Weßling, Thursday, 11. November 2021.The additional manual laser system setup that is designed to meet challenging requirements and requires a scan field to be calibrated is increasingly reaching its limits. Especially in additive manufacturing and electromobility, conventional manual processes are often too inaccurate and require hours and days of time just to calibrate machine fleets and laser process fields correctly. The new SCAN FIELD CALIBRATOR from RAYLASE is defining a high level of perfection in terms of step, time, and accuracy savings. This new tool guarantees the industry both maximum precision and a maximum calibration process speed at the same time, so it’s proving to be an extremely useful industrial resource.
Lasers have become an indispensable part of modern manufacturing. They provide irreplaceable services in materials processing for cleaning, welding, cutting, structuring, marking and much more besides. One of the biggest requirements when integrating laser processing into a manufacturing process is enabling high precision and high throughput at the same time. This is achieved by several system components such as optical laser beam deflection units. The creation of what is known as a ‘scan field’ is absolutely essential if the machine and laser are to work hand-in-hand and do their job perfectly. This virtual scan field must map as perfect a laser process field as possible on the machine’s workpiece carrier.
Each deflection unit can produce one such F-Theta lens or pre-focusing depending on the optical elements used. The scan field must be calibrated to ensure that the deflection unit’s virtual scan field actually corresponds with the laser process field in the machine at as many points as possible. This is normally done with a digital correction file that is read out by the laser software. However, tolerances in the optical elements mean it may be necessary to perform manual measurements for applications with increased positioning accuracy requirements. This is done using coated plates that are sensitive to laser light to mark the calibration points. The measurement here is performed analogously with a magnifying ruler. When calibrating the scan field in the laser deflection unit in the machine, the calibration pattern must be measured line by line to the centre and to one another, and all the coordinates must be entered manually in the calibration file’s editor.
‘The best possible accuracy that can be achieved manually with a magnifying ruler is around ± 50 µm,’ stressed Wolfgang Lehmann (Product Manager at RAYLASE), before going on to add, ‘but in additive manufacturing, you want to achieve absolute accuracies of 10 – 20 micrometres.
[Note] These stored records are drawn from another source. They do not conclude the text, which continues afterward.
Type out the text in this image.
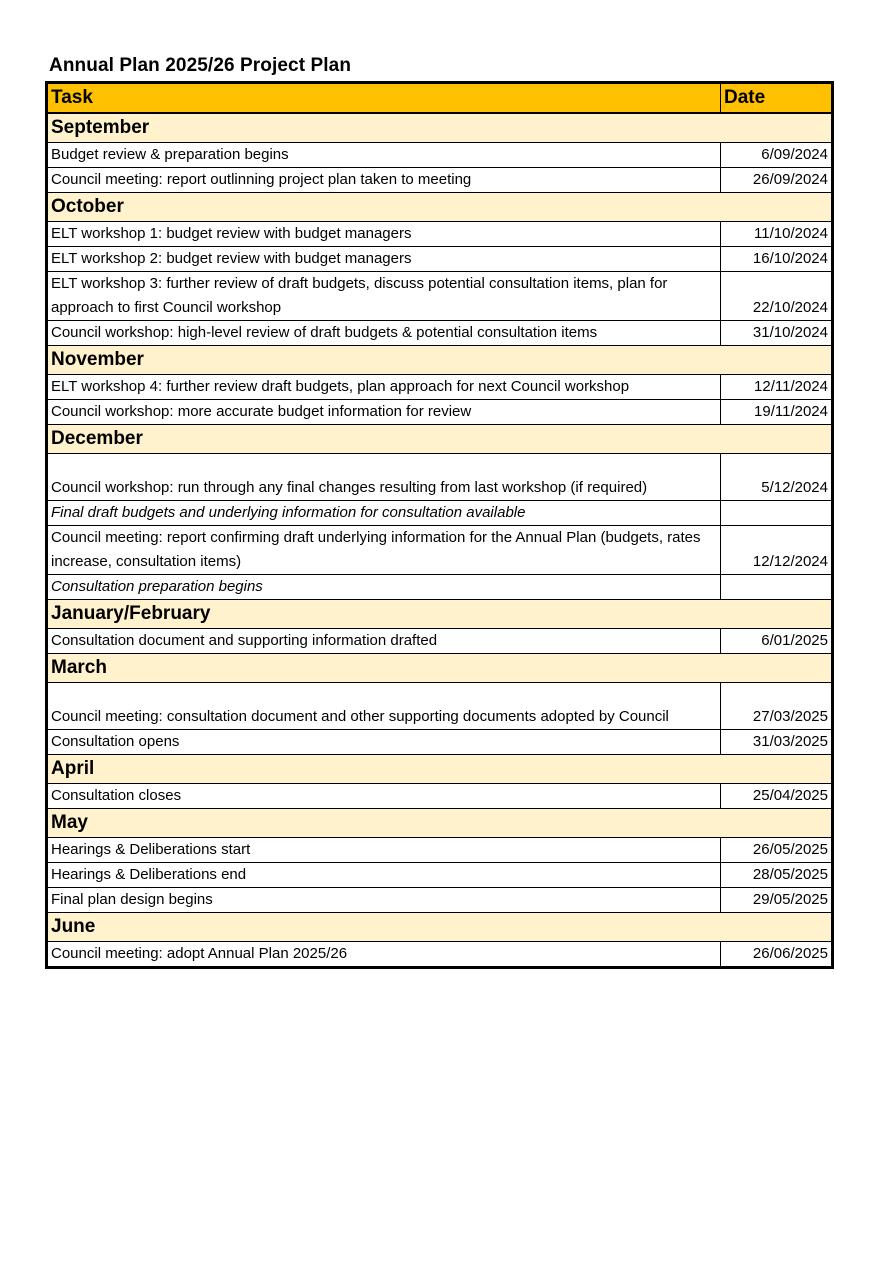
Annual Plan 2025/26 Project Plan
Task	Date
September	
Budget review & preparation begins	6/09/2024
Council meeting: report outlinning project plan taken to meeting	26/09/2024
October	
ELT workshop 1: budget review with budget managers	11/10/2024
ELT workshop 2: budget review with budget managers	16/10/2024
ELT workshop 3: further review of draft budgets, discuss potential consultation items, plan for approach to first Council workshop	22/10/2024
Council workshop: high-level review of draft budgets & potential consultation items	31/10/2024
November	
ELT workshop 4: further review draft budgets, plan approach for next Council workshop	12/11/2024
Council workshop: more accurate budget information for review	19/11/2024
December	
Council workshop: run through any final changes resulting from last workshop (if required)	5/12/2024
Final draft budgets and underlying information for consultation available	
Council meeting: report confirming draft underlying information for the Annual Plan (budgets, rates increase, consultation items)	12/12/2024
Consultation preparation begins	
January/February	
Consultation document and supporting information drafted	6/01/2025
March	
Council meeting: consultation document and other supporting documents adopted by Council	27/03/2025
Consultation opens	31/03/2025
April	
Consultation closes	25/04/2025
May	
Hearings & Deliberations start	26/05/2025
Hearings & Deliberations end	28/05/2025
Final plan design begins	29/05/2025
June	
Council meeting: adopt Annual Plan 2025/26	26/06/2025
This simply cannot be done with manual calibration. So, you have to conduct lots of experiments to find out which position should be set so that the desired result can actually be achieved. This often takes up an immense amount of time and ties up specialists.’ That’s why RAYLASE’s digital scan field calibrator (SFC) offers the perfect solution to precisely solve this problem.
The scan field calibrator pays into the company’s time-saving account
Let’s assume that a car manufacturer wants all its similar laser machines to produce as identical quality as possible for an identical laser task. To do so, it runs 10 machines in parallel to precisely cut its workpieces, and its process fields are 300 x 300 mm². It places an unused, identically sized calibration plate in each of its machines.
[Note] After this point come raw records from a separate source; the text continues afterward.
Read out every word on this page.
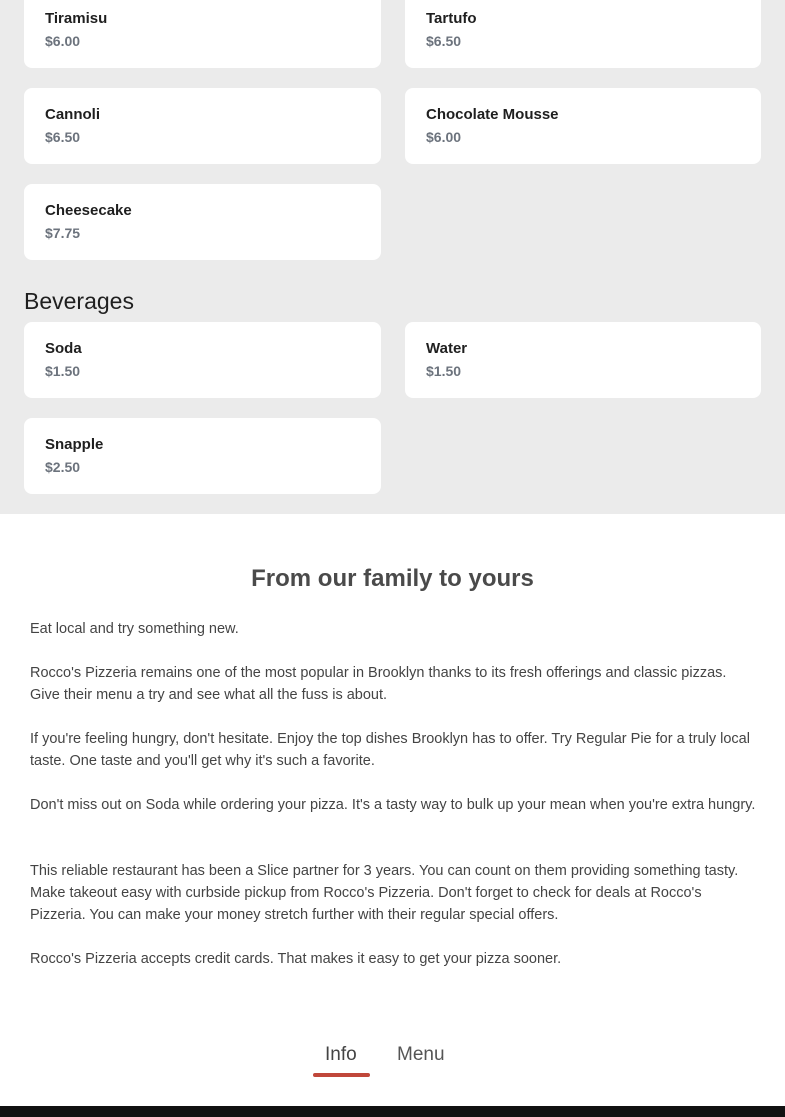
Tiramisu
$6.00
Tartufo
$6.50
Cannoli
$6.50
Chocolate Mousse
$6.00
Cheesecake
$7.75
Beverages
Soda
$1.50
Water
$1.50
Snapple
$2.50
From our family to yours

Eat local and try something new.

Rocco's Pizzeria remains one of the most popular in Brooklyn thanks to its fresh offerings and classic pizzas. Give their menu a try and see what all the fuss is about.

If you're feeling hungry, don't hesitate. Enjoy the top dishes Brooklyn has to offer. Try Regular Pie for a truly local taste. One taste and you'll get why it's such a favorite.

Don't miss out on Soda while ordering your pizza. It's a tasty way to bulk up your mean when you're extra hungry.

This reliable restaurant has been a Slice partner for 3 years. You can count on them providing something tasty. Make takeout easy with curbside pickup from Rocco's Pizzeria. Don't forget to check for deals at Rocco's Pizzeria. You can make your money stretch further with their regular special offers.

Rocco's Pizzeria accepts credit cards. That makes it easy to get your pizza sooner.

Info Menu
Each machine is identified with its computer in a machine domain in the network. The SFC-600 is in the same network domain. It is designed for scan fields measuring up to 600 x 600 mm². Prompted by the SFC, our mechanical engineer now has all the laser machines mark the plates (i.e., laser them with the calibration job). Each calibration plate also receives a QR code. They then remove the ‘labelled’ calibration plates, insert them into the SFC one after the other and have them scanned. The SFC stores the data specific to the laser system. Now, after each scan, they decide whether corrections should be made or whether the deviations are within tolerance. If the user decides to make the correction, the correction is updated both on the control card and in the relevant directory on the local computer. The total time required, including a correction loop for all these steps on 10 machines, is only around 2 – 3 hours with the SFC from RAYLASE. In contrast, if 10 laser systems were to be calibrated manually, the resolution would have to be significantly reduced to typically 5 x 5 and max. 11 x 11 crossing points. Additionally, two passes would be absolutely essential and the parameters of working distance to focal plane and parallelism would also have to be measured mechanically. At least two to three hours per machine should be allowed for this. Conversely, this means two hours with the SFC compared to 20 – 30 hours of difficult manual work that calls for complete concentration.
An impressive improvement in work steps AND precision.
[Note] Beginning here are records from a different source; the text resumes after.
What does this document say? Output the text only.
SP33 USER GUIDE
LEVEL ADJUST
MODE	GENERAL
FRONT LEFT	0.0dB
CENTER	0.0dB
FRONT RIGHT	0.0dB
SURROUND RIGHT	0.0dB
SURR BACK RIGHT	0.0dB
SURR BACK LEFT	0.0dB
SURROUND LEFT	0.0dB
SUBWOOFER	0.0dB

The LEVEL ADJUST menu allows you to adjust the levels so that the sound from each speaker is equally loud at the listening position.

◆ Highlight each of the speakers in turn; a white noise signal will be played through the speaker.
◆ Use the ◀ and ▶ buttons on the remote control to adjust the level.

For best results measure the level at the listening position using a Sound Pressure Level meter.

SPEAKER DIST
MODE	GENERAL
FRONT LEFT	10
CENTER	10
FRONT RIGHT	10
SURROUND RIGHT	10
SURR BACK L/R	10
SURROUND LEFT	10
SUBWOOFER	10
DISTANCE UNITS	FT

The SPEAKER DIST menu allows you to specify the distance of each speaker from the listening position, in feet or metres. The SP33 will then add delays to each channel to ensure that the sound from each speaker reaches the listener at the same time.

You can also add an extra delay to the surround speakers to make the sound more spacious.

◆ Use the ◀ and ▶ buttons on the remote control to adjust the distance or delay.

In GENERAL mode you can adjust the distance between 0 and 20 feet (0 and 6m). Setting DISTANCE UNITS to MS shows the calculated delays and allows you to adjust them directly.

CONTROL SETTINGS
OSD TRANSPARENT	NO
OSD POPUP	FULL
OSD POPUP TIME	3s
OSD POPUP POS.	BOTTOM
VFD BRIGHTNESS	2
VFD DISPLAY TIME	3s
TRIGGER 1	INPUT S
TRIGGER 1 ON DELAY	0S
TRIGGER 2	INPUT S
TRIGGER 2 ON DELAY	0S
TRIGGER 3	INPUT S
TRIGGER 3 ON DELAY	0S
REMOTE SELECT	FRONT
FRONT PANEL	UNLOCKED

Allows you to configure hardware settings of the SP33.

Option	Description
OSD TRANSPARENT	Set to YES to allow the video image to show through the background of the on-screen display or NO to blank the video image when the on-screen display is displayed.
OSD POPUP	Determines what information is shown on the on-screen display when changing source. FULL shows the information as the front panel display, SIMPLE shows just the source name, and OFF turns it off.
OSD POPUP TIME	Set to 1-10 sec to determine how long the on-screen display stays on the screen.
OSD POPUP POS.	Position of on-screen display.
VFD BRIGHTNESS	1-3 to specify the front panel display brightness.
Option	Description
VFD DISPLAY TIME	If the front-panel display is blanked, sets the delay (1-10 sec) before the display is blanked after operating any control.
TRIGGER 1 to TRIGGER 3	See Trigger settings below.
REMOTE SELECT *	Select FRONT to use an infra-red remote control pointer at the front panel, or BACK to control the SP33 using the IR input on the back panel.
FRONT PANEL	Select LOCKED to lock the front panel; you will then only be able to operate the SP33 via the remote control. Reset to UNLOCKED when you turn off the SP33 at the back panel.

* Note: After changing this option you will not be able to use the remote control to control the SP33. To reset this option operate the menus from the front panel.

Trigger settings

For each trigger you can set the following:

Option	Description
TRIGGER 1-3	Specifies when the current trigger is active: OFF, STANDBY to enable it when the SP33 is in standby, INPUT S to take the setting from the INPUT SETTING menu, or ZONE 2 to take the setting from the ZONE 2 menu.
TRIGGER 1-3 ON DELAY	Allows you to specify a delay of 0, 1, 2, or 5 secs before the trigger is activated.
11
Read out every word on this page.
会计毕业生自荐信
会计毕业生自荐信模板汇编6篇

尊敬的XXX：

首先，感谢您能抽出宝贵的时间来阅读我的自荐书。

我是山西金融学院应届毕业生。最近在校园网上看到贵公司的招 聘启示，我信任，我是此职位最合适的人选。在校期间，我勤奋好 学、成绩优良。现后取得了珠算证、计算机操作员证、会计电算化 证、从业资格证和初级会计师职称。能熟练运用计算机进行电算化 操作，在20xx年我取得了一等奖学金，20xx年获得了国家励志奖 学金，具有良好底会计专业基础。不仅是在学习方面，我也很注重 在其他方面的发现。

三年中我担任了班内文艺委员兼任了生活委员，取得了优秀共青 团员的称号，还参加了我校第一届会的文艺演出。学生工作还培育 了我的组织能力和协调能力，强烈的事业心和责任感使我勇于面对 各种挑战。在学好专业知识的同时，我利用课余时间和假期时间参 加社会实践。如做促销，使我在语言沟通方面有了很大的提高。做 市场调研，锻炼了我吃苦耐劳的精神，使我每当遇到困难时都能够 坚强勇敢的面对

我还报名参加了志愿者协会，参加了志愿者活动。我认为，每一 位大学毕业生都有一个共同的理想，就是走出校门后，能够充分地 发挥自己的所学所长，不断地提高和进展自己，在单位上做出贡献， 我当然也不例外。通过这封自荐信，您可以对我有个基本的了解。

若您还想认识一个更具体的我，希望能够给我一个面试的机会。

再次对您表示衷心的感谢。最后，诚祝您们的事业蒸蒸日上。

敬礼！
The result of the SFC looks even more impressive in additive manufacturing. Let’s assume here that we have a machine that can work either on four different workpieces with four lasers at the same time or on one workpiece with four beams. ‘Especially for this mode, the customer needs maximum precision and thus regular alignment of the scan fields,’ underlined Mr Lehmann. With a process field of 400 x 400 mm² overlaid by four identical virtual scan fields with corresponding sizes, calibration requires absolute perfection. In other words, the virtual scan fields must be optimally aligned with one another. The SFC runs and is connected in the same way as described above, and this takes no more than 60 minutes for all the calibrations of the aforementioned technical parameters. ‘If the user wanted to do this manually, they would fail because of the required accuracy of 48 x 48 interpolation points,’ stressed Mr Lehmann, before continuing: ‘Even accuracies of 21 x 21 interpolation points would no longer be realistically feasible manually.’
So, in practice, process fields are often lasered onto calibration plates and sent to the machine manufacturers who, with a great deal of effort and using camera-based axis systems, measure the calibration plates and send back correction files.
‘A whole week or more can pass while this is ongoing,’ said Mr Lehmann, underlining the huge amount of time lost when an SFC isn’t used.
Conclusion: The scan field calibrator from RAYLASE is a quantum leap in the laser process field calibration technology used in machine fleets. It provides impressively improved time and precision for increased requirements such as those needed in additive manufacturing and electromobility. Once again, the internationally positioned company RAYLASE from the Greater Munich Area is showing itself to be a reliable partner when it comes to innovative and sensible solutions for industry.